The basis of neighborhood for the restricted product is given by open sets of the form
$$\prod_{i \in S} U_i \times \prod_{i \notin S} K_i$$
where $S$ is a finite set, and $U_i$ is open in $X_i$. We can as usual consider the $S$-restricted product
$$X_S = \prod_{i\in S} X_i \prod_{i\notin S} K_i.$$
It is clear that the $X_S$ cover $X$, and I would like to this to prove the local compactness of $X$. Let $x \in X$, this $x \in X_S$ for a certain $S$. Since $X_S$ is locally compact (essentially a finite product), $x$ has a compact open neighborhood $U$ in $X_S$.

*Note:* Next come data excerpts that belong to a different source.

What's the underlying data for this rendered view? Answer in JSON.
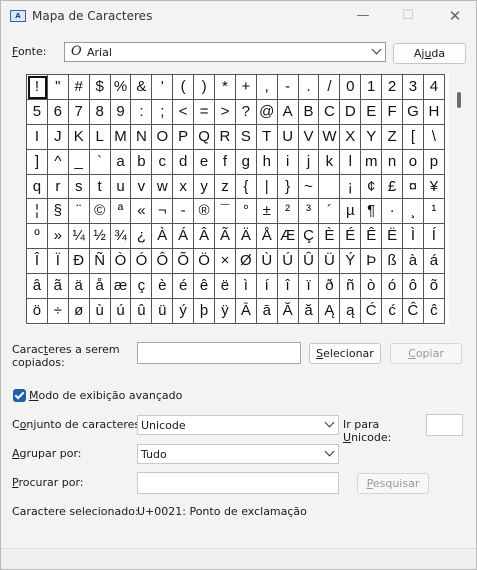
{
  "window": {
    "title": "Mapa de Caracteres",
    "icon": "charmap-app-icon"
  },
  "font": {
    "label": "Fonte:",
    "value": "Arial",
    "help_button": "Ajuda",
    "icon": "opentype-font-icon"
  },
  "chars": [
    "!",
    "\"",
    "#",
    "$",
    "%",
    "&",
    "'",
    "(",
    ")",
    "*",
    "+",
    ",",
    "-",
    ".",
    "/",
    "0",
    "1",
    "2",
    "3",
    "4",
    "5",
    "6",
    "7",
    "8",
    "9",
    ":",
    ";",
    "<",
    "=",
    ">",
    "?",
    "@",
    "A",
    "B",
    "C",
    "D",
    "E",
    "F",
    "G",
    "H",
    "I",
    "J",
    "K",
    "L",
    "M",
    "N",
    "O",
    "P",
    "Q",
    "R",
    "S",
    "T",
    "U",
    "V",
    "W",
    "X",
    "Y",
    "Z",
    "[",
    "\\",
    "]",
    "^",
    "_",
    "`",
    "a",
    "b",
    "c",
    "d",
    "e",
    "f",
    "g",
    "h",
    "i",
    "j",
    "k",
    "l",
    "m",
    "n",
    "o",
    "p",
    "q",
    "r",
    "s",
    "t",
    "u",
    "v",
    "w",
    "x",
    "y",
    "z",
    "{",
    "|",
    "}",
    "~",
    " ",
    "¡",
    "¢",
    "£",
    "¤",
    "¥",
    "¦",
    "§",
    "¨",
    "©",
    "ª",
    "«",
    "¬",
    "-",
    "®",
    "¯",
    "°",
    "±",
    "²",
    "³",
    "´",
    "µ",
    "¶",
    "·",
    "¸",
    "¹",
    "º",
    "»",
    "¼",
    "½",
    "¾",
    "¿",
    "À",
    "Á",
    "Â",
    "Ã",
    "Ä",
    "Å",
    "Æ",
    "Ç",
    "È",
    "É",
    "Ê",
    "Ë",
    "Ì",
    "Í",
    "Î",
    "Ï",
    "Ð",
    "Ñ",
    "Ò",
    "Ó",
    "Ô",
    "Õ",
    "Ö",
    "×",
    "Ø",
    "Ù",
    "Ú",
    "Û",
    "Ü",
    "Ý",
    "Þ",
    "ß",
    "à",
    "á",
    "â",
    "ã",
    "ä",
    "å",
    "æ",
    "ç",
    "è",
    "é",
    "ê",
    "ë",
    "ì",
    "í",
    "î",
    "ï",
    "ð",
    "ñ",
    "ò",
    "ó",
    "ô",
    "õ",
    "ö",
    "÷",
    "ø",
    "ù",
    "ú",
    "û",
    "ü",
    "ý",
    "þ",
    "ÿ",
    "Ā",
    "ā",
    "Ă",
    "ă",
    "Ą",
    "ą",
    "Ć",
    "ć",
    "Ĉ",
    "ĉ"
  ],
  "copy_section": {
    "label": "Caracteres a serem copiados:",
    "value": "",
    "select_button": "Selecionar",
    "copy_button": "Copiar"
  },
  "advanced": {
    "label": "Modo de exibição avançado",
    "checked": true
  },
  "charset": {
    "label": "Conjunto de caracteres:",
    "value": "Unicode"
  },
  "group_by": {
    "label": "Agrupar por:",
    "value": "Tudo"
  },
  "goto_unicode": {
    "label": "Ir para Unicode:",
    "value": ""
  },
  "search": {
    "label": "Procurar por:",
    "value": "",
    "button": "Pesquisar"
  },
  "selected": {
    "label": "Caractere selecionado:",
    "value": "U+0021: Ponto de exclamação"
  }
}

I would like to prove (or disprove?) that $U$ is a compact open in $X$. I can see that an open cover of $U$ in $X$ restricts to an open cover of $U$ in $X_S$, thus there is a finite subcover. But what ensures that this subcover also works in $X$, i.e. that $U$ is covered in $X$ by it?

Best Answer

I'm not sure what you're trying to do here, but the result to go for is this:

If $X_i$, $i \in S$ is a collection of non-empty spaces then $X=\prod_{i \in S} X_i$ is locally compact iff all $X_i, i \in S$ are locally compact and there is a finite $F \subseteq S$ such that $X_i$ is compact for all $i \in S\setminus F$.

The left to right implication seems your concern here. If for some $p=(x_i)_{i \in S}$ has a compact neighbourhood $K$ in $X$ it contains a basic open neighbourhood that only depends on finite many coordinates $F$ and then it follows that, as $X_i = \pi_i[K]$ for $i \notin F$, that all those $X_i$ are compact. The rest is routine.